Brother Fajardo was baptized on December 1, 1979. Brother Coffey wrote in his journal that he felt Oscar would be “a great asset to the Church someday.”

After rereading his experience, Brother Coffey said he could not stop thinking about Brother Fajardo, wondering if he had remained faithful in the Church and what the effect of all the missionaries leaving the area had had on the local members. Then last year Brother Coffey was eating breakfast when he had an impression to look in the Church News of May 9, 2015. The first page he opened to listed his friend and convert, Oscar Rolando Fajardo Solis, as the new president of the Atiquizaya El Salvador Stake.

Mark Coffey stands in front of an LDS meetinghouse with a family that he taught the gospel to in 1979. Photo courtesy of Mark Coffey.

Elder Mark Coffey, left, stands with Oscar Fajardo on December 1, 1979, the day Brother Fajardo was baptized. Photo courtesy of Mark Coffey.

Atiquizaya El Salvador Stake President Oscar Fajardo and Mark Coffey stand in front of a river by the village of San Lorenzo. Photo courtesy of Mark Coffey.

With some help Brother Coffey was able to get in contact with President Fajardo. After many phone calls and a Skype call, President Fajardo invited Brother Coffey and his family to El Salvador. Brother Coffey traveled with his wife, Lisa, and youngest son, Seth, to El Salvador February 13–16 of this year. There President Fajardo and the Coffey family “[relived] all the amazing experiences about [President Fajardo’s] conversion, his callings as a bishop and stake president, the baptism of his sister, … and their temple sealing to their parents,” said Brother Coffey.
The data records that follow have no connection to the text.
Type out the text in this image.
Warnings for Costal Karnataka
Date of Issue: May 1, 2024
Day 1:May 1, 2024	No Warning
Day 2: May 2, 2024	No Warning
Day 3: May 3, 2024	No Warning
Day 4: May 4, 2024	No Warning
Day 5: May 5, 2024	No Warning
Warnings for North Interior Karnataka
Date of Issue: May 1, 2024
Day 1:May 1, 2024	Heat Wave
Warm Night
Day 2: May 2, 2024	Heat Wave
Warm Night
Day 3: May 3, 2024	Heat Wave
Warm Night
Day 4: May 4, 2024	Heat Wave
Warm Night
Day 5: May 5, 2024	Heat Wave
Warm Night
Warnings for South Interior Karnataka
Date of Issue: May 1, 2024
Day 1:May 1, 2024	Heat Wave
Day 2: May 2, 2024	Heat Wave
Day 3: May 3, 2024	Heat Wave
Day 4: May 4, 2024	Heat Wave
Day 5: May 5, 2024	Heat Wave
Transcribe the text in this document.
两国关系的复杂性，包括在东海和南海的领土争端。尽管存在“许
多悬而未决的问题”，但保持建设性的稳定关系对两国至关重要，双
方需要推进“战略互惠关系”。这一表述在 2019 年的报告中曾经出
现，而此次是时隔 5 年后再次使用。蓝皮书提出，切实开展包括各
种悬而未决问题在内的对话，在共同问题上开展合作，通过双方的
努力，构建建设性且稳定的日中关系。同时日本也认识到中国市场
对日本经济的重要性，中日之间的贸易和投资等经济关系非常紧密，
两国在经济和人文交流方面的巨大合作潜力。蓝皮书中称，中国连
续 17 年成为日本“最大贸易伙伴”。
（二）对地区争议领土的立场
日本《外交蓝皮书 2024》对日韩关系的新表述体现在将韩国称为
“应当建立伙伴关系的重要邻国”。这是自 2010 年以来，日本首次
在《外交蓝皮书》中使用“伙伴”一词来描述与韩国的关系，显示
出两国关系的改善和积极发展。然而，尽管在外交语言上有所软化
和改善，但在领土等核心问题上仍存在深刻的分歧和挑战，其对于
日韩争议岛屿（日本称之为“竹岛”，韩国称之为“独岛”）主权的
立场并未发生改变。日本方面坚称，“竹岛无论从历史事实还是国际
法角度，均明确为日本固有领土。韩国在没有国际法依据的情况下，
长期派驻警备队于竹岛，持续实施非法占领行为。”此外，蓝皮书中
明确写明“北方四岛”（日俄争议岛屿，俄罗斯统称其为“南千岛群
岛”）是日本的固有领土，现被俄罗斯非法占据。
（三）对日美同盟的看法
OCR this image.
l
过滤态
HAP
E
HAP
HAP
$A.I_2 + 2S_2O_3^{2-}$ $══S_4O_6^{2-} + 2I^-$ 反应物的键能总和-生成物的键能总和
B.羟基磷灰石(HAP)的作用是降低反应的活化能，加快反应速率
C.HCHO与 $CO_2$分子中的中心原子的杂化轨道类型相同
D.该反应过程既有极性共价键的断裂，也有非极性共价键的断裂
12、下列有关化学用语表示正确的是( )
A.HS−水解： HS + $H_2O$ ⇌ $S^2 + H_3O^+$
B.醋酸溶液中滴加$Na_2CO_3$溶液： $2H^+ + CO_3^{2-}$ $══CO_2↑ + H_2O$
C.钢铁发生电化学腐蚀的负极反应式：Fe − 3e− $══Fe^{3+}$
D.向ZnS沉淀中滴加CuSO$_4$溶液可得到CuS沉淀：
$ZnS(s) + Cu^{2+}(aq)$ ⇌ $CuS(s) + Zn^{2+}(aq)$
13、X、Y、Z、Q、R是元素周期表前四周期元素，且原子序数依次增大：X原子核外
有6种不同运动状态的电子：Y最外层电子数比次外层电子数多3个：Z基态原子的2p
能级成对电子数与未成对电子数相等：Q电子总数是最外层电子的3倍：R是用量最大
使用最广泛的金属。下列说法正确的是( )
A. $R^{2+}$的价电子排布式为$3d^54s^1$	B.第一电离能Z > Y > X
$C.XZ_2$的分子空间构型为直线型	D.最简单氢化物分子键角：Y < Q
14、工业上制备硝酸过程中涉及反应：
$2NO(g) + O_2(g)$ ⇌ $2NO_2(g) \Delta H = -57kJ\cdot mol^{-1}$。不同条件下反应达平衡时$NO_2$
In 1979 the Atiquizaya group had fewer than 20 members. Today there is a full stake with 11 units, including 9 wards. While visiting El Salvador, Brother Coffey said he was able to attend church and was delighted to “meet and embrace many other pioneers of the Church there.”

On Sunday, February 14, Brother Coffey found more of his once investigators, including Alex Molina, who had only been eight years old in 1979 when his family was taking the missionary discussions. In his last journal entry before he left the country, Brother Coffey wrote that he “lamented the fact that we had not baptized this family and that there would be no missionaries to teach them.”

After 36 years, Brother Molina was able to share his gratitude with Brother Coffey and revealed that while the missionaries didn’t baptize the family in 1979, he and his mother joined the Church later. Even though Brother Coffey never saw the results of his labor, he said, “The seeds we [he and his companion] planted bore great fruit.” Brother Molina served as a bishop, and he and his family continue as active Church members.

Early on the last morning of Brother Coffey’s visit, Tonito Martines came to the Fajardo home. As a young missionary, Brother Coffey met Brother Martines on his first day in Atiquizaya. Even though as a new missionary, Brother Coffey didn’t understand most of what his companion taught, he understood when Brother Martines accepted the baptismal challenge that was extended to him. Now 36 years later when Brother Martines knocked on the door, he said, “Mark Alan Coffey, you baptized me on the 27th of September, 1979. I still have the baptismal certificate in my home.”

Brother Coffey said the feelings of love and joy were overwhelming. “I had no idea that anyone in the small town of Atiquizaya would remember me,” he said. Before visiting, he said, he “came to the conclusion … that it was unlikely that anyone that I knew would still live there or remember me.” Brother Coffey said he could not have been more wrong, as people he knew three decades ago “embraced me in such an emotion-filled and loving way.”

Brother Coffey said he learned that missionaries might never know the influence that they had because they often do not see immediate results. After 36 years apart, he said, he “felt like Alma when he met up with the sons of Mosiah after many years apart.” Like Alma, he “did rejoice exceedingly to see his brethren; and what added more to his joy, they were still his brethren in the Lord” (Alma 17:2).

Mark Coffey and his wife, Lisa (center), pose with some of the Church's El Salvadorian pioneers. Photo courtesy of Mark Coffey.